18 December 2018
Dopaminergic neurons of the VTA (green).
Virus-infected neurons that can be inhibited to assess their effects on social behavior through chemogenetic approaches are in red.
The level of infected dopamine neuron is about 50% (yellow).
Highlight from the Bellone’s Lab
Disturbed social relationships are an autistic trait. Dopaminergic neurons are implicated in these highly-complex interactions.
Social interactions are one of the difficulties experienced by people suffering from autism spectrum disorders. To get to the root of this social disorder, the laboratory led by the researcher Camilla Bellone at the University of Geneva’s Medical Center is trying to understand which neural networks are involved. Social interactions are considered highly complex because the behavior of other people is difficult to predict, and our brains have to continually adapt to the situation by making decisions.
Given that dopaminergic neurons are known to be involved in decision-making because of their ability to perform what neuroscientists call “reward prediction error”, they are an interesting avenue of exploration for the Geneva research team.
Neurons for decoding behaviors
But what exactly is reward prediction error? “When a given signal is systematically associated with a reward, the dopaminergic neurons react as soon as the signal appears and not at the moment of the reward,” explains Clément Prévost-Solié, Camilla Bellone’s PhD student. In short, it is the ability to recognize a particular situation, and it could be useful for adapting our behavior towards others. “For instance,” continues Prévost-Solié, “I’m not going to behave the same way with you during this interview as with Camilla Bellone when we’re talking about my research results. In a way, it’s this understanding of the situation that is encoded in the dopaminergic neurons”.
The “we” network
The fact that dopaminergic neurons play a role in social behavior was demonstrated in 2014 in a study published by the American researcher Karl Deisseroth, who showed that modulating dopaminergic activity could influence social interactions in mice. The researchers still need to determine whether the neurons are involved in autism and, if that is the case, they will have to ascertain the details of the synaptic pathways involved. This is the task that Clément focused on during his thesis supervised by Bellone, concentrating on the ventral tegmental area (VTA) of the brain. This is a dopaminergic nucleus with a beam projecting towards the nucleus accumbens, two structures known to play important roles in decision-making, addiction and other processes that modify behavior.

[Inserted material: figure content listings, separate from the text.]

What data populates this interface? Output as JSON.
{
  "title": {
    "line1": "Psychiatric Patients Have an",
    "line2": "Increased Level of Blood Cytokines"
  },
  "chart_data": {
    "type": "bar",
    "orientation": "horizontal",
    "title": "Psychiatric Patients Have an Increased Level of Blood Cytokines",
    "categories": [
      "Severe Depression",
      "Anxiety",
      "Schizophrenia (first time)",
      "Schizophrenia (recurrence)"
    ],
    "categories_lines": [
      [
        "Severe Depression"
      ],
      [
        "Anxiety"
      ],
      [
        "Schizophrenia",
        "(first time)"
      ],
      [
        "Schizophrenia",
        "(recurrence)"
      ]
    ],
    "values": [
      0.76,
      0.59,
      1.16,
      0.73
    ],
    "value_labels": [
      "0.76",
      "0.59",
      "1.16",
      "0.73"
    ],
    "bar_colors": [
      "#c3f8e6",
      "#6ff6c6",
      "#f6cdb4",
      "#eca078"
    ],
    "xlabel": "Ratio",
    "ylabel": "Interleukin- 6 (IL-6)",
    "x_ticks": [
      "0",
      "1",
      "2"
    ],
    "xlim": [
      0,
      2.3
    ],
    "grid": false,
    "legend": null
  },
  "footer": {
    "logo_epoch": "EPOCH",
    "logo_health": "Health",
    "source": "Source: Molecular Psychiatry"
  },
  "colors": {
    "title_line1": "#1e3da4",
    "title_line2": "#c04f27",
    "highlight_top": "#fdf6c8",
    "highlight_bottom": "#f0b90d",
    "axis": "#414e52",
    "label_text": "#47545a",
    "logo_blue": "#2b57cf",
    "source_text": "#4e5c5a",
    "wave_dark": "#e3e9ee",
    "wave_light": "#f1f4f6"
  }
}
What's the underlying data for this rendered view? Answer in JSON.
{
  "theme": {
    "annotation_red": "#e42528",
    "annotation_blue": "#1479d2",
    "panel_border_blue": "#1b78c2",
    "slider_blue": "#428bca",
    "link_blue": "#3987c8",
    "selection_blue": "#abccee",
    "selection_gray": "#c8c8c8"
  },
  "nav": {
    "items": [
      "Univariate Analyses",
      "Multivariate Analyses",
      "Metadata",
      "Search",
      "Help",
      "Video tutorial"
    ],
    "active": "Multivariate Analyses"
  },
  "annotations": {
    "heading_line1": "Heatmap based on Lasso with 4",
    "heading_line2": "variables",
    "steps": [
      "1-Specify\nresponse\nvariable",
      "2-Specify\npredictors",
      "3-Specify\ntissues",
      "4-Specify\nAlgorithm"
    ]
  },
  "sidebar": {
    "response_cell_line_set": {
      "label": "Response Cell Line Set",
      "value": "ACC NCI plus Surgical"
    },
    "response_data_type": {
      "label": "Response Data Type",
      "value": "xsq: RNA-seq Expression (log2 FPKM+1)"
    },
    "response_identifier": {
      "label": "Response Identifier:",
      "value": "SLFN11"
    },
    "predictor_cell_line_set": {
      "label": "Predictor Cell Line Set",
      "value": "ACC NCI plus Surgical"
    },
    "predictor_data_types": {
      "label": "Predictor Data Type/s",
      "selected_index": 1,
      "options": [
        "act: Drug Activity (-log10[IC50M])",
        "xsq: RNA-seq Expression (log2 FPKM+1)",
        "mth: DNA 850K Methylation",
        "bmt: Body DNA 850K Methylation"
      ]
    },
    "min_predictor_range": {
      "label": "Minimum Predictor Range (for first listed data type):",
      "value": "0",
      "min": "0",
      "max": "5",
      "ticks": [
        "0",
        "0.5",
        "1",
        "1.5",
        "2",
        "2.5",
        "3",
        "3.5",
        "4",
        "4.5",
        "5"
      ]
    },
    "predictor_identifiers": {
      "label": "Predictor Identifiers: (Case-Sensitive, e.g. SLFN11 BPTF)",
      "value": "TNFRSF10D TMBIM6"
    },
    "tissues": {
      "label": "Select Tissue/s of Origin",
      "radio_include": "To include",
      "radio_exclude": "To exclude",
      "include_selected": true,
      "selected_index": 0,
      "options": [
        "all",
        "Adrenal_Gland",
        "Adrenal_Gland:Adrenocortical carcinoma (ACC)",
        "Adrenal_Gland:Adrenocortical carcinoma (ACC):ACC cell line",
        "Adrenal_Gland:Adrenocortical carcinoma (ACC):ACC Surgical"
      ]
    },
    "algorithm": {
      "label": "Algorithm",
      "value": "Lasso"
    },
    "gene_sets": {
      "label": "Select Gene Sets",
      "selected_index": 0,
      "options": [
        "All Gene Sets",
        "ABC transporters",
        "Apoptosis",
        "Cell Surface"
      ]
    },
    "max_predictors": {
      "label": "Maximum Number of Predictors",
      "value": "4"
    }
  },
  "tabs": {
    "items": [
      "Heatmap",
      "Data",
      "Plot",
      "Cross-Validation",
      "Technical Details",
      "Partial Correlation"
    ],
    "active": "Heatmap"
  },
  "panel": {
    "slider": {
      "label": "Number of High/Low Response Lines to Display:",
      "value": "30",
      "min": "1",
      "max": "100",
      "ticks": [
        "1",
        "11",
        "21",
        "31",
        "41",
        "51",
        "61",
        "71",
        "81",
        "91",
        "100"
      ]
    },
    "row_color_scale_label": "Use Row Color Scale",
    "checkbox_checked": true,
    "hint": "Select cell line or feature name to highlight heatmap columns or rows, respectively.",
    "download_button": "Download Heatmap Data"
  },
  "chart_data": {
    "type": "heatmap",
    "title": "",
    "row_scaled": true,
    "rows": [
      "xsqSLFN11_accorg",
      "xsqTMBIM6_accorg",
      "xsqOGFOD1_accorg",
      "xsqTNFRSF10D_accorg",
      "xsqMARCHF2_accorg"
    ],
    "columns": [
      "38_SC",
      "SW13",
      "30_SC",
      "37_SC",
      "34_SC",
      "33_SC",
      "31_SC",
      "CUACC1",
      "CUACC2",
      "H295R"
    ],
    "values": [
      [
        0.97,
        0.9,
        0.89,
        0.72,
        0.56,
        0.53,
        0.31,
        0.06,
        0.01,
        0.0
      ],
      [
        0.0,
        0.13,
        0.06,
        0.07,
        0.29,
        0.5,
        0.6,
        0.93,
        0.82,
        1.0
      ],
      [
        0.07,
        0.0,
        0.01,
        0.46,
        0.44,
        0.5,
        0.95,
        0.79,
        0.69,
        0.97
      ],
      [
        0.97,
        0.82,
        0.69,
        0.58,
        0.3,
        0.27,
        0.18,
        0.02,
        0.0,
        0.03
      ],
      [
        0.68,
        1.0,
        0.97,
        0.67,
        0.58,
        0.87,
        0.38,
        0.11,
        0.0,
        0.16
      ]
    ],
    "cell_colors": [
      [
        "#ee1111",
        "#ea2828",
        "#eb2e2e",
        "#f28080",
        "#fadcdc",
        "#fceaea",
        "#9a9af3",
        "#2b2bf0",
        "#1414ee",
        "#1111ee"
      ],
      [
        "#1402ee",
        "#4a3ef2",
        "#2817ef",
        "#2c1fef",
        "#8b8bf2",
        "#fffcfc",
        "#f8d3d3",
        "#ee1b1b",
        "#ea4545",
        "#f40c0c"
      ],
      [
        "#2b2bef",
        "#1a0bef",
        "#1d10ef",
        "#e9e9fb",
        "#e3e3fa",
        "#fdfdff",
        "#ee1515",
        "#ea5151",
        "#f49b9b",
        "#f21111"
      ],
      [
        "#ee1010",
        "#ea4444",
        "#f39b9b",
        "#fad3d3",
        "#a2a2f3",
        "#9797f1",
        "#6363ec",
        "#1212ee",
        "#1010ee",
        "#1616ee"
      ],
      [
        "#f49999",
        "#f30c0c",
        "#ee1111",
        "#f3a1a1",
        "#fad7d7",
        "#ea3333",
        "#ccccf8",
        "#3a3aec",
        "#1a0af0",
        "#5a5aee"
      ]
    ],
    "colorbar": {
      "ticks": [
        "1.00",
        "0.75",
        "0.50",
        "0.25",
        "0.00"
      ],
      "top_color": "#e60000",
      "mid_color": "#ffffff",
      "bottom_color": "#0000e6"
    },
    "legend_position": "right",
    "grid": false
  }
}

The Geneva-based researchers, handsomely equipped with optogenetic and chemogenetic molecular equipment, assessed the effects of a specific modulation of VTA dopaminergic neurons on social behavior. Using this approach, the scientis were able to demonstrate that this category of neurons was indeed involved in social learning, and more specifically in social novelty. As Clément points out: “Changes in the dopaminergic synapse occur when a mouse interacts with a new stimulus. These changes are persistent only when the stimulus is social”.
Proof of principle
Based on these observations, the researchers assessed whether the VTA dopaminergic pathways were involved in an autistic animal model. Prévost-Solié and his colleagues focused on the Neuroligin-3 model, a post-synaptic molecule that is important for the structure of the synapse known for its involvement in autism. Thanks to a collaboration with former Synapsy member Peter Scheiffele, the scientists either used a mouse in which the Neuroligin-3 gene was absent from the entire body or a virus allowing the downregulation of the Neuroligin-3 gene only in the VTA dopaminergic neurons. A social learning deficit was observed in both models.
On the other hand, only the specific downregulation leads to social shortcomings without associated deficits, such as motor or planning deficits. “Our results demonstrate the specific nature of the involvement of VTA dopaminergic neurons in social behaviors and autism!” exclaims Clément.
All that remains for Camilla Bellone’s research team is to demonstrate that reward prediction error –the true digital fingerprint of dopaminergic neurons– occurs during a social interaction. This would show that the latter is a kind of social prediction error and would irreversibly confirm the social role of dopamine and its involvement in autism.
Prévost-Solié is currently working hard on this area and the results, he points out, are promising.
Who is Clément prévost-Solié?
Clément Prévost-Solié is driven by the need to understand human beings in their entirety, from the body to the mind via our molecules.
He first decided to take a comprehensive look at the forehead during his studies. But, when Clément couldn’t find a tailor-made training, he signed up for a course in biology and psychology, studying the subjects in parallel in two different institutions in Paris.
What was it like wearing these two hats? “The experience of human beings is very useful for fundamental neuroscience, especially when the goal is to find treatments”. It was only natural that this choice led Clément to Synapsy and Camilla Bellone’s laboratory at UNIGE, where he is doing a doctorate in neuroscience on autistic animal models.
Clément will defend his thesis in early 2019, after which he plans to explore private research.